Maybe so, but please don't fulminate or call names on HN. You may not owe tech nutcases better, but you owe this community better if you're participating in it.
I apologise. In my defence, it's only geo-engineering which gets me so riled up. But of course you're right, and I should, and will, tone it down completely.
(I'm not sure I have been guilty of 'fulmination' though :) )
The climate change we have right now has been caused by geoengineering too -- accidental geoengineering.
Intentional, careful geoengineering is the only real chance we have of holding back climate change. Human societies simply will not be willing to make the sacrifices necessary to roll back climate change solely by reducing emissions.
A combination of politically acceptable emission cuts, geoengineering, and acceptance of/adaptation to higher temperatures and their consequences is the only possible outcome in the real world. So hold back on the knee-jerk reactions to geoengineering and take it seriously.
Nobody knows. Which is why it's colossally reckless to propose anything around this as a guaranteed solution, instead of a proposal that needs more research.
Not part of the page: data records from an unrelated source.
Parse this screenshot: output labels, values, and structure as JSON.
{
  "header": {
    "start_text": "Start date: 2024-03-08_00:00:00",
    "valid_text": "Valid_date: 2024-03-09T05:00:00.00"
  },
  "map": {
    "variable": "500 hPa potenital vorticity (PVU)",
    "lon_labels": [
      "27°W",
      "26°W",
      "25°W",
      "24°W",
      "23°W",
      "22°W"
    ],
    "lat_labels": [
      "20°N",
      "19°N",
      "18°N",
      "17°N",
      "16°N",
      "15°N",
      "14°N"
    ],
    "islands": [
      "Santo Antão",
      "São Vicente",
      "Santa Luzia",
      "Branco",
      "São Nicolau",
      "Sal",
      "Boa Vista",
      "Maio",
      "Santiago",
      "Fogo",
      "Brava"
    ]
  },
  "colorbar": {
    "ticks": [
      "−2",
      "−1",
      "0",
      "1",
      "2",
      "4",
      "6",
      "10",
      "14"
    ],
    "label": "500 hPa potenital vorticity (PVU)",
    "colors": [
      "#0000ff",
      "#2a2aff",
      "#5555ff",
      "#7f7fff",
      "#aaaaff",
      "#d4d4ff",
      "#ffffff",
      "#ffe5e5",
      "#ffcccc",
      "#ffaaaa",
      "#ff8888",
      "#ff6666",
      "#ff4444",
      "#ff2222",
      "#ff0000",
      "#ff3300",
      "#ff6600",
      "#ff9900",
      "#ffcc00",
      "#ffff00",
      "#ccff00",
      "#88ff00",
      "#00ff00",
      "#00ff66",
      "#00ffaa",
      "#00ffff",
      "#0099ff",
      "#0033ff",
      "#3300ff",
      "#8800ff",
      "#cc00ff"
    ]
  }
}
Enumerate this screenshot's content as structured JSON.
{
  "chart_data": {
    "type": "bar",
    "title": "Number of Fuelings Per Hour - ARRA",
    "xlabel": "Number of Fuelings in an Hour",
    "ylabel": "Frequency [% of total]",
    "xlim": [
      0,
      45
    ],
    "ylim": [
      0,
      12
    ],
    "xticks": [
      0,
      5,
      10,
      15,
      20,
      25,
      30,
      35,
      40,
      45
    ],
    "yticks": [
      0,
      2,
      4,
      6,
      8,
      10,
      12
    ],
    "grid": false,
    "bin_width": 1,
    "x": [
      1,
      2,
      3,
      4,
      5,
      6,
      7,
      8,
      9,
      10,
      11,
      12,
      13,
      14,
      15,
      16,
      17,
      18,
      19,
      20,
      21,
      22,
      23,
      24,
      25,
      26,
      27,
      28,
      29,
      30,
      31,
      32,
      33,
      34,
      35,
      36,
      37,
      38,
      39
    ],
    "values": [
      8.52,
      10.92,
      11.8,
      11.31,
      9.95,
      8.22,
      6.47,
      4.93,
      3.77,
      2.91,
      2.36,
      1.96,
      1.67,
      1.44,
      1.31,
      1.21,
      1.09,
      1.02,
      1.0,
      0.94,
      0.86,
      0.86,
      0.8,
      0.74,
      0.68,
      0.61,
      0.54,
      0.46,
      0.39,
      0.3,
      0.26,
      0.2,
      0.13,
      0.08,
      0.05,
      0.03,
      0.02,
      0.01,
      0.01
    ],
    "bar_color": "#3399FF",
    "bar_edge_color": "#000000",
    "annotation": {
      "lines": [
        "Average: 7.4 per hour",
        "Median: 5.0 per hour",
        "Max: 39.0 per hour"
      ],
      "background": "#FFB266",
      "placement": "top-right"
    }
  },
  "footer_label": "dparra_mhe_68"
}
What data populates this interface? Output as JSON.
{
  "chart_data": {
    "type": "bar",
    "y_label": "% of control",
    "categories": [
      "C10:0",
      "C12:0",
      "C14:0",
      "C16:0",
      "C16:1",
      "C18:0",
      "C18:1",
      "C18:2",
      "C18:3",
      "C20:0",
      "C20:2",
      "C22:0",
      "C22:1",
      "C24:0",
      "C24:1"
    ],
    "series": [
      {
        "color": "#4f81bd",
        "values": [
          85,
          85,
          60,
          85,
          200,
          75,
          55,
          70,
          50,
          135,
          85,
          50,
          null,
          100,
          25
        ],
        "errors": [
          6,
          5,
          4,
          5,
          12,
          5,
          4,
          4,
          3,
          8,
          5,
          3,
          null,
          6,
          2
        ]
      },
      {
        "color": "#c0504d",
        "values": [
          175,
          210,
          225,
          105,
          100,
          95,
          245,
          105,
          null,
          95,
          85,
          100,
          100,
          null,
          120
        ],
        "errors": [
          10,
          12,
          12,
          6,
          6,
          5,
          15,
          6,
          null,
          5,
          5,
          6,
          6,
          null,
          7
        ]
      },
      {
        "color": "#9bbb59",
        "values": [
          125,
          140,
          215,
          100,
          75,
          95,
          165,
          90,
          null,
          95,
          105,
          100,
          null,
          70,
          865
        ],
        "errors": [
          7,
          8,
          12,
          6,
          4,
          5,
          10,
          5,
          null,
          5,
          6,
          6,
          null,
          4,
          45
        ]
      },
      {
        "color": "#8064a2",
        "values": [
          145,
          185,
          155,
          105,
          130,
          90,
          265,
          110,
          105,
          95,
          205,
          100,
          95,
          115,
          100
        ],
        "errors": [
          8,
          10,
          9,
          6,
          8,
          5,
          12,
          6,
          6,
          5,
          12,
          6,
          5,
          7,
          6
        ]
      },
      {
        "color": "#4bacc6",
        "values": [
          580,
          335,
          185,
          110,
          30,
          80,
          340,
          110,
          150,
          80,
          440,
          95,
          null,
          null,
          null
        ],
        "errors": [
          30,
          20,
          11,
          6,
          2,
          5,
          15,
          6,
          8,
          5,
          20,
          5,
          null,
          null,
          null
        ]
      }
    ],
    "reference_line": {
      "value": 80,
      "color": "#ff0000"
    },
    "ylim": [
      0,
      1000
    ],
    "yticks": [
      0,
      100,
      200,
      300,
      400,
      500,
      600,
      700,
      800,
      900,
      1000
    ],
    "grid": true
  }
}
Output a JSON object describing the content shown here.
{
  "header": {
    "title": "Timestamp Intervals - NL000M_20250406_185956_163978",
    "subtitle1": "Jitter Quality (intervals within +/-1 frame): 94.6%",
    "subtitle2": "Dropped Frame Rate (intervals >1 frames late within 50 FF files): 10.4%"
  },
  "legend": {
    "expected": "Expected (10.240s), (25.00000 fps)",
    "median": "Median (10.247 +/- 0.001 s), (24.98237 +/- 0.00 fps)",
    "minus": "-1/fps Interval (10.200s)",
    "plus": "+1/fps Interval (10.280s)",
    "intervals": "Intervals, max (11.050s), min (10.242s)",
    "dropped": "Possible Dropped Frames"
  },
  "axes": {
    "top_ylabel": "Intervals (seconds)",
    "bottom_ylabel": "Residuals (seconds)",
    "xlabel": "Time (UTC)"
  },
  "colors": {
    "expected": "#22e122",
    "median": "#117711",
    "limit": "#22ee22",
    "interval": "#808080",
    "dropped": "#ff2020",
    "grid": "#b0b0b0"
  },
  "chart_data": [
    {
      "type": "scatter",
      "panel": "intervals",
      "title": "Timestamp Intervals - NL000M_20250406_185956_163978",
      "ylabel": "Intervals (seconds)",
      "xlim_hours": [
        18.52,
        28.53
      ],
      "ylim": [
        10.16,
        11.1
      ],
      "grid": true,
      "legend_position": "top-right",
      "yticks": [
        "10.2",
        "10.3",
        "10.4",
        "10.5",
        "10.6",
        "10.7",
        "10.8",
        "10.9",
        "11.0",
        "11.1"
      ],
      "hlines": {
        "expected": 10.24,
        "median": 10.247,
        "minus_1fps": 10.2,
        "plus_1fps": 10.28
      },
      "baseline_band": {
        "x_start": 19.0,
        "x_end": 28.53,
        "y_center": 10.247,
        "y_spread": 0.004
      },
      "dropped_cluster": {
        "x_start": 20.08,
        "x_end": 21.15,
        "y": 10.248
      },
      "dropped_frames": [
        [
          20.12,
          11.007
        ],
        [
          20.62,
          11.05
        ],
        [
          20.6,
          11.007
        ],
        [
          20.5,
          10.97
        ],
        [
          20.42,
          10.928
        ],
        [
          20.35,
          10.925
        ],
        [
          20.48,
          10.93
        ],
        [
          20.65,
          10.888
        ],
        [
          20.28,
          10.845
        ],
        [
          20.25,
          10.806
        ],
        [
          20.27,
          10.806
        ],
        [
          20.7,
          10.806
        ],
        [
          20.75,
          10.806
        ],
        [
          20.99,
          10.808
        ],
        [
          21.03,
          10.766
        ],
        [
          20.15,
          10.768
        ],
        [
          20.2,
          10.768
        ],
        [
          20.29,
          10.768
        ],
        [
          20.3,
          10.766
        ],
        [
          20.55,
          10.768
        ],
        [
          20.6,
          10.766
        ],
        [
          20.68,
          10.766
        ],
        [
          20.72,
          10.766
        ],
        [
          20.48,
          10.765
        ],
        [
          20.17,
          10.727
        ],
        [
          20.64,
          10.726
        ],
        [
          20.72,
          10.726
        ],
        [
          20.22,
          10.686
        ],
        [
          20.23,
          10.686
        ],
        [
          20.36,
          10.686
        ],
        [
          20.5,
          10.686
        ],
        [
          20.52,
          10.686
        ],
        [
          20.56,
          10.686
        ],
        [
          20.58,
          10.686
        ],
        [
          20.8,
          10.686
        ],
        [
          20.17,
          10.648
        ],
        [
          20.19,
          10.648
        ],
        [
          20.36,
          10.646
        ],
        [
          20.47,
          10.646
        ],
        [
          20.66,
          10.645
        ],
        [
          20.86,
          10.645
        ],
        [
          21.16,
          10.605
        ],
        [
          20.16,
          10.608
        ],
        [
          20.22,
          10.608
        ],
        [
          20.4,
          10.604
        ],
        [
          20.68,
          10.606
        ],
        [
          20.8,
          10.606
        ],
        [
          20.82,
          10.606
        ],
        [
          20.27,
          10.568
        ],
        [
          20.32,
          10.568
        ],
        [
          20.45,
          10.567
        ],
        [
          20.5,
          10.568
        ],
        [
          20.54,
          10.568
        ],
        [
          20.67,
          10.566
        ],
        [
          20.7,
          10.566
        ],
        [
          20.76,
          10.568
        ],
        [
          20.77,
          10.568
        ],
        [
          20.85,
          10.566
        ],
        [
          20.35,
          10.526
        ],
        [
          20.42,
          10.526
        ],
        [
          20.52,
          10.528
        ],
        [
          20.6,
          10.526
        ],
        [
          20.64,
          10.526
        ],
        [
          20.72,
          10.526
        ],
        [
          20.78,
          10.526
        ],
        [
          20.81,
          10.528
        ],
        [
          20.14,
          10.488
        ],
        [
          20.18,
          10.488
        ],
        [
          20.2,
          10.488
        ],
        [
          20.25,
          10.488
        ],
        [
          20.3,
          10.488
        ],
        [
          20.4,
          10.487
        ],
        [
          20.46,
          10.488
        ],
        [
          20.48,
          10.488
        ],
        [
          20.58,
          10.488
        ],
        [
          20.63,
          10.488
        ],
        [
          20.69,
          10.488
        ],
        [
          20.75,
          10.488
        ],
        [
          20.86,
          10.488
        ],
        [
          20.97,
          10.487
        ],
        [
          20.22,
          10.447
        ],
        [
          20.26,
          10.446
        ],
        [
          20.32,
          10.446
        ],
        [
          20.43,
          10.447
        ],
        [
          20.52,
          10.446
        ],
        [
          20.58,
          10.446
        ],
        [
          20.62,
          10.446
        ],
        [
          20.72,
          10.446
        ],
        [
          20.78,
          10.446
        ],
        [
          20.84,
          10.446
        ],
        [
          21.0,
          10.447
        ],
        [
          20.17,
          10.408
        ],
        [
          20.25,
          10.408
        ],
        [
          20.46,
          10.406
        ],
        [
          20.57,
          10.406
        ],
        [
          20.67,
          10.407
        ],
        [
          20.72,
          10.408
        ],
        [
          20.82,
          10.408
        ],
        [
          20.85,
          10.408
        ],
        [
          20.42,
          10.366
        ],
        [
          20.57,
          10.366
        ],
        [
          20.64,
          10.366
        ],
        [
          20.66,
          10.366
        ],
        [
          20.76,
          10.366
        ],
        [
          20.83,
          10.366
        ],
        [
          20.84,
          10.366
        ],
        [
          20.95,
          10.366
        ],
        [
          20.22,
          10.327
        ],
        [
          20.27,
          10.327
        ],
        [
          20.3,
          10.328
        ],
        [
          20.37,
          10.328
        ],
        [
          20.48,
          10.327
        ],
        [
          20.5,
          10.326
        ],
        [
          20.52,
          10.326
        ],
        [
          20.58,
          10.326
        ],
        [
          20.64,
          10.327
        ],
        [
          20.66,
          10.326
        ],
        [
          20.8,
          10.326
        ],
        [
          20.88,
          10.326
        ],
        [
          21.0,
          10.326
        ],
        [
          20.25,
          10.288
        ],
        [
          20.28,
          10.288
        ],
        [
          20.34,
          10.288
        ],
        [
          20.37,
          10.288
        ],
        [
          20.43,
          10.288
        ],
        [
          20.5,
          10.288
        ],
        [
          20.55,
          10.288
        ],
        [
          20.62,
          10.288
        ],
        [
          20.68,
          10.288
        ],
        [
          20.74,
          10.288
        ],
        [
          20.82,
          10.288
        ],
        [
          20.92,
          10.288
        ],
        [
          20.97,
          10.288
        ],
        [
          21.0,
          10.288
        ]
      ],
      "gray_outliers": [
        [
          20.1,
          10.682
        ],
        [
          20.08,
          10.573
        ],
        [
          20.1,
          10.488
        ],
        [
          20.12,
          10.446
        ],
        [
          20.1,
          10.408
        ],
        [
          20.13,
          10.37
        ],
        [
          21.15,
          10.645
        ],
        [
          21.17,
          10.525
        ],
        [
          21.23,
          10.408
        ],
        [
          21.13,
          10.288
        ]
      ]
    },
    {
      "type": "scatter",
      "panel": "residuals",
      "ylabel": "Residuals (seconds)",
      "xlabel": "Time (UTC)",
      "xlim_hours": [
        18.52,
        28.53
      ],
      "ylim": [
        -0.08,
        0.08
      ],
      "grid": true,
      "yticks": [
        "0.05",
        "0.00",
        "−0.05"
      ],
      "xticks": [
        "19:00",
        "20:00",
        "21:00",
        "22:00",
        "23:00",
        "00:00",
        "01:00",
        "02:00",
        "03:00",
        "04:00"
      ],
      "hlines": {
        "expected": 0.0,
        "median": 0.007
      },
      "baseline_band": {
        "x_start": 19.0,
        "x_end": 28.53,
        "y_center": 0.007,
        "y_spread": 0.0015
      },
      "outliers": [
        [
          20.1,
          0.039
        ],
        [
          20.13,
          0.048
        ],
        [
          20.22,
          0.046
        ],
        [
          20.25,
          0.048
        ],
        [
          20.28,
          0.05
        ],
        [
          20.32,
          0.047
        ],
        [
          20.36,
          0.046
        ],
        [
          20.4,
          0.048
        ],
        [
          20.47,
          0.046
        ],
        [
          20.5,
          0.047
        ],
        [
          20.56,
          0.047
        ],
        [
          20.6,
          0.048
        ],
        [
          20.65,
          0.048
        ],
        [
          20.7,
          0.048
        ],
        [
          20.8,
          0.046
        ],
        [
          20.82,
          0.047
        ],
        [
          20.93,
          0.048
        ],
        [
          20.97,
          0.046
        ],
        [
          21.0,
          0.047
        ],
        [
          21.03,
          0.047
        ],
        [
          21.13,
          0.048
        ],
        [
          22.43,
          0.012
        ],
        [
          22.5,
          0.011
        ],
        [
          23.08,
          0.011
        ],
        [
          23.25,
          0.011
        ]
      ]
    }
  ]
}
This is irrational pearl clutching. If sulfur is added, it will be done gradually, with the results monitored. There would not be some sort of catastrophic cooling.
The real sticking point would be that some countries would not want the cooling. Russia, say.
So let me get this straight: in the face of a failure to control global warming by other means, you'd prefer your anxiety about possible risks to prevent any attempt to counter the warming by this approach, dooming the world to potentially catastrophic temperature increases?
Not really? We have no idea the relativity of our change vs what's supposed to happen when coming out of an ice age because of our short window we are observing.
We may change the climate in our entire history as much as a super volcano does, or many times less.
We have natural experiments where sulfur aerosols were injected. The 1991 eruption of Mt. Pinatubo, for example. It injected 17 megatonnes of sulfur dioxide into the stratosphere, causing a global cooling of 0.4 C and a northern hemisphere cooling of 0.5-0.6 C. This also affected ozone, which suggests aerosols other than sulfuric acid droplets might be a better idea.